Erst abstimmen, dann bauen!

Bevor die beauftragten Baufirmen mit den Baumaßnahmen und insbesondere den Tiefbauarbeiten auf Ihrem Grundstück loslegen können, ist es üblich und vorgegeben, dass sie sich von Ihnen als Eigentümer oder Verwalter ein Verlegekonzept inklusive einer Skizze freizeichnen lassen müssen.

Weisen Sie die Baufirma bitte explizit im Gespräch auf Hindernisse oder bereits existierende Leitungen auf Ihrem Grundstück hin, denn Sie kennen sich dort am besten aus.
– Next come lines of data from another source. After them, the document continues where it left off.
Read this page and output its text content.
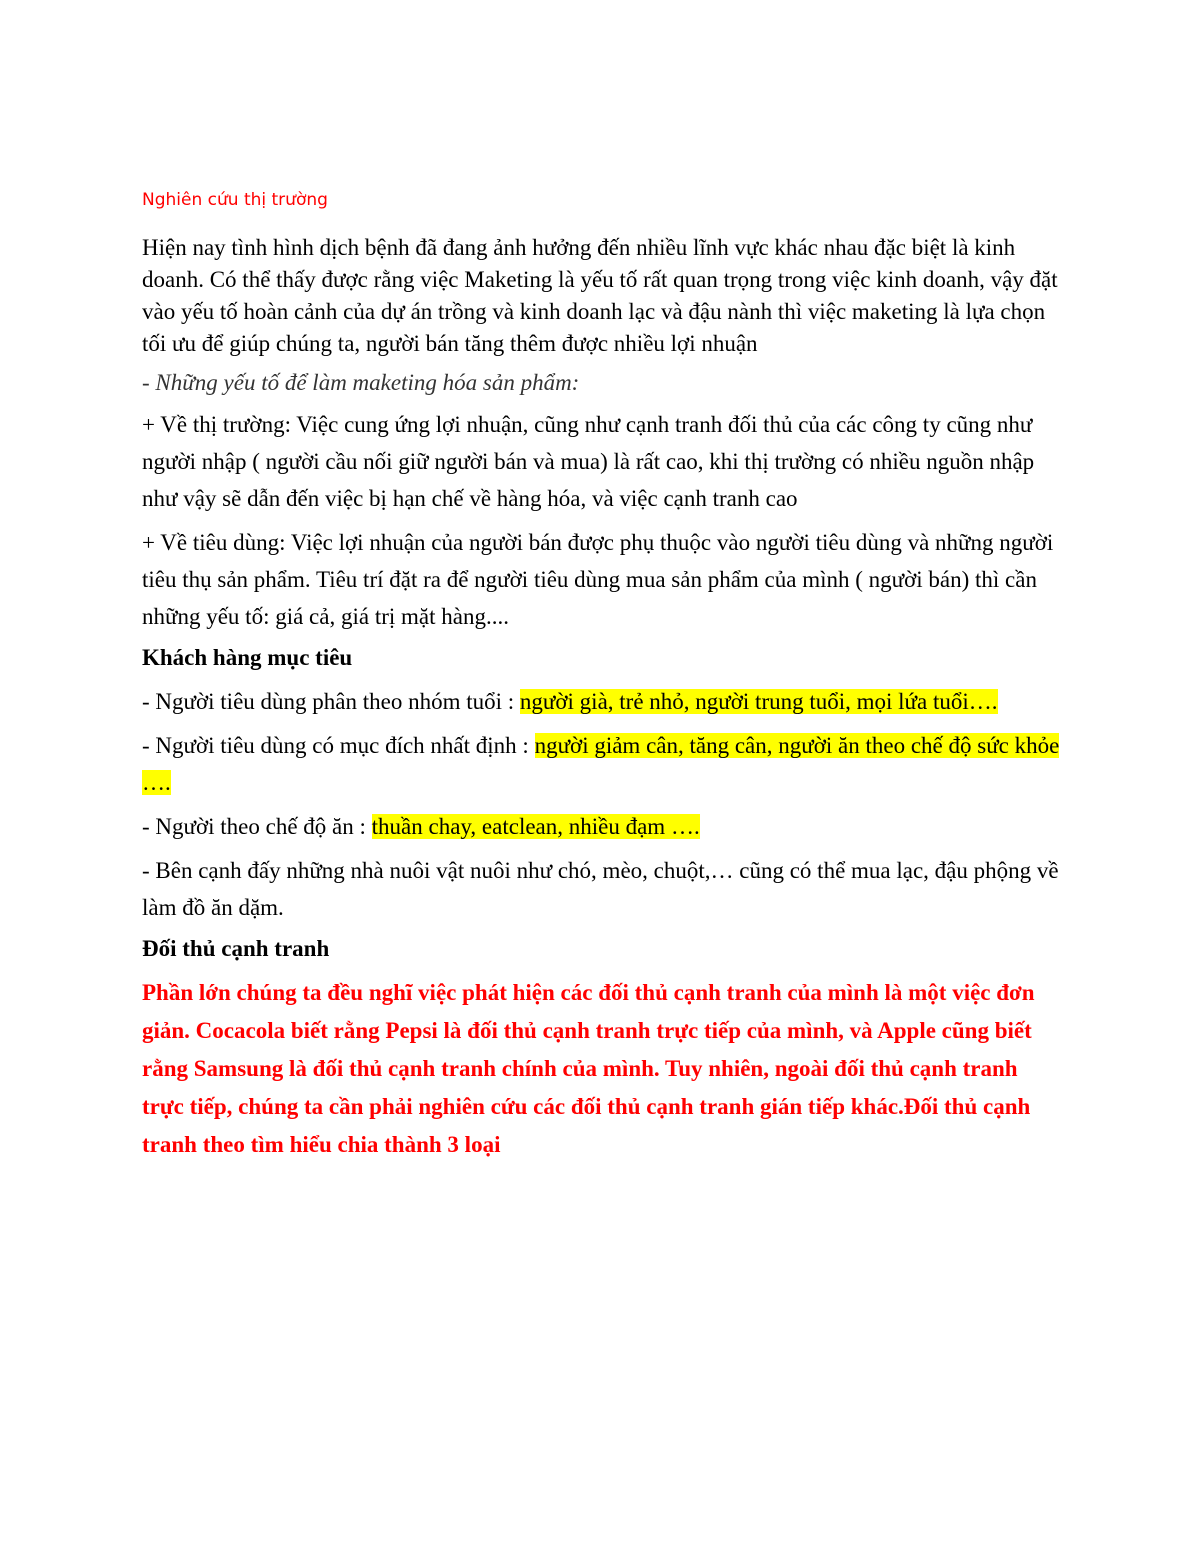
Nghiên cứu thị trường

Hiện nay tình hình dịch bệnh đã đang ảnh hưởng đến nhiều lĩnh vực khác nhau đặc biệt là kinh doanh. Có thể thấy được rằng việc Maketing là yếu tố rất quan trọng trong việc kinh doanh, vậy đặt vào yếu tố hoàn cảnh của dự án trồng và kinh doanh lạc và đậu nành thì việc maketing là lựa chọn tối ưu để giúp chúng ta, người bán tăng thêm được nhiều lợi nhuận

- Những yếu tố để làm maketing hóa sản phẩm:

+ Về thị trường: Việc cung ứng lợi nhuận, cũng như cạnh tranh đối thủ của các công ty cũng như người nhập ( người cầu nối giữ người bán và mua) là rất cao, khi thị trường có nhiều nguồn nhập như vậy sẽ dẫn đến việc bị hạn chế về hàng hóa, và việc cạnh tranh cao

+ Về tiêu dùng: Việc lợi nhuận của người bán được phụ thuộc vào người tiêu dùng và những người tiêu thụ sản phẩm. Tiêu trí đặt ra để người tiêu dùng mua sản phẩm của mình ( người bán) thì cần những yếu tố: giá cả, giá trị mặt hàng....

Khách hàng mục tiêu

- Người tiêu dùng phân theo nhóm tuổi : người già, trẻ nhỏ, người trung tuổi, mọi lứa tuổi….

- Người tiêu dùng có mục đích nhất định : người giảm cân, tăng cân, người ăn theo chế độ sức khỏe ….

- Người theo chế độ ăn : thuần chay, eatclean, nhiều đạm ….

- Bên cạnh đấy những nhà nuôi vật nuôi như chó, mèo, chuột,… cũng có thể mua lạc, đậu phộng về làm đồ ăn dặm.

Đối thủ cạnh tranh

Phần lớn chúng ta đều nghĩ việc phát hiện các đối thủ cạnh tranh của mình là một việc đơn giản. Cocacola biết rằng Pepsi là đối thủ cạnh tranh trực tiếp của mình, và Apple cũng biết rằng Samsung là đối thủ cạnh tranh chính của mình. Tuy nhiên, ngoài đối thủ cạnh tranh trực tiếp, chúng ta cần phải nghiên cứu các đối thủ cạnh tranh gián tiếp khác.Đối thủ cạnh tranh theo tìm hiểu chia thành 3 loại
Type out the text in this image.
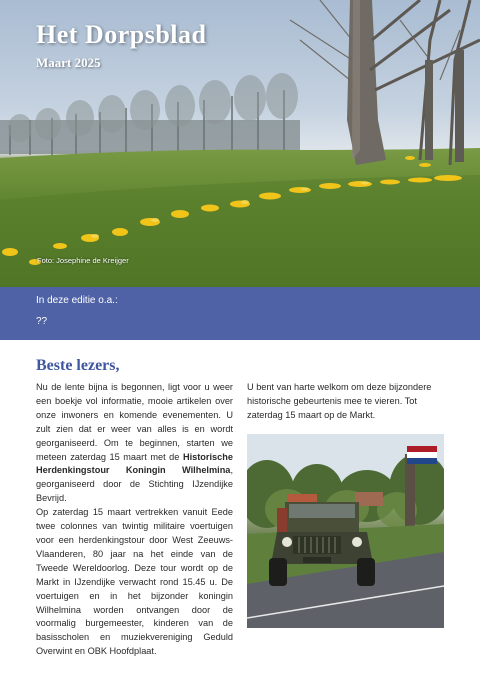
Het Dorpsblad
Maart 2025
Foto: Josephine de Kreijger
In deze editie o.a.:
??
Beste lezers,

Nu de lente bijna is begonnen, ligt voor u weer een boekje vol informatie, mooie artikelen over onze inwoners en komende evenementen. U zult zien dat er weer van alles is en wordt georganiseerd. Om te beginnen, starten we meteen zaterdag 15 maart met de Historische Herdenkingstour Koningin Wilhelmina, georganiseerd door de Stichting IJzendijke Bevrijd.

Op zaterdag 15 maart vertrekken vanuit Eede twee colonnes van twintig militaire voertuigen voor een herdenkingstour door West Zeeuws-Vlaanderen, 80 jaar na het einde van de Tweede Wereldoorlog. Deze tour wordt op de Markt in IJzendijke verwacht rond 15.45 u. De voertuigen en in het bijzonder koningin Wilhelmina worden ontvangen door de voormalig burgemeester, kinderen van de basisscholen en muziekvereniging Geduld Overwint en OBK Hoofdplaat.

U bent van harte welkom om deze bijzondere historische gebeurtenis mee te vieren. Tot zaterdag 15 maart op de Markt.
Anschließend sollte die Baufirma eine Skizze auf dem Verlegeprotokoll anfertigen, auf der genau eingezeichnet wird, wie die Kabeltrasse über das Grundstück bis zum Gebäude geführt, an welcher Stelle die Hauseinführung am Gebäude erstellt und wo der Glasfaseranschlusspunkt (Gf-AP) im Gebäude gesetzt werden soll.

Fehlt die Skizze bei der Unterschrift, besteht im Zweifel kein schriftlicher Nachweis über wichtige Aspekte, auf die Sie die Baufirma in der Vorbesprechung hingewiesen haben. Bitte achten Sie daher darauf, dass Sie das Verlegkonzept nicht ohne Skizze freizeichnen. Seitens des Landkreises ist es ausdrücklich nicht erwünscht, dass die Baufirmen Ihnen das Verlegekonzept blanko zur Unterschrift vorlegen und eine Skizze im Nachgang angefertigt wird, damit möglichst schnell mit den Bauarbeiten begonnen werden kann.

Grundsätzlich ist das Verlegekonzept zweimal vom jeweiligen Eigentümer oder Verwalter zu unterschreiben.

1. Unterschrift: Dient zur Freigabe vor den Baumaßnahmen für den Kabelweg, die Hauseinführung sowie den Installationsort des Glasfaseranschlusspunktes.

2. Unterschrift: Dient zur Abnahme nach allen Baumaßnahmen, die zur Erstellung des Glasfaseranschlusses notwendig sind sowie der wiederhergestellten Oberflächen.

Hinweis! Sollten Ihrerseits Einwände nach der Wiederherstellung bestehen, weisen Sie bitte die Baufirmen darauf hin und fordern Sie sie zur Nachbesserung auf. Unterschreiben Sie das Protokoll nicht oder nur vorbehaltlich, indem Sie unbedingt die noch ausstehenden Nacharbeiten schriftlich auf dem Verlegekonzept festhalten.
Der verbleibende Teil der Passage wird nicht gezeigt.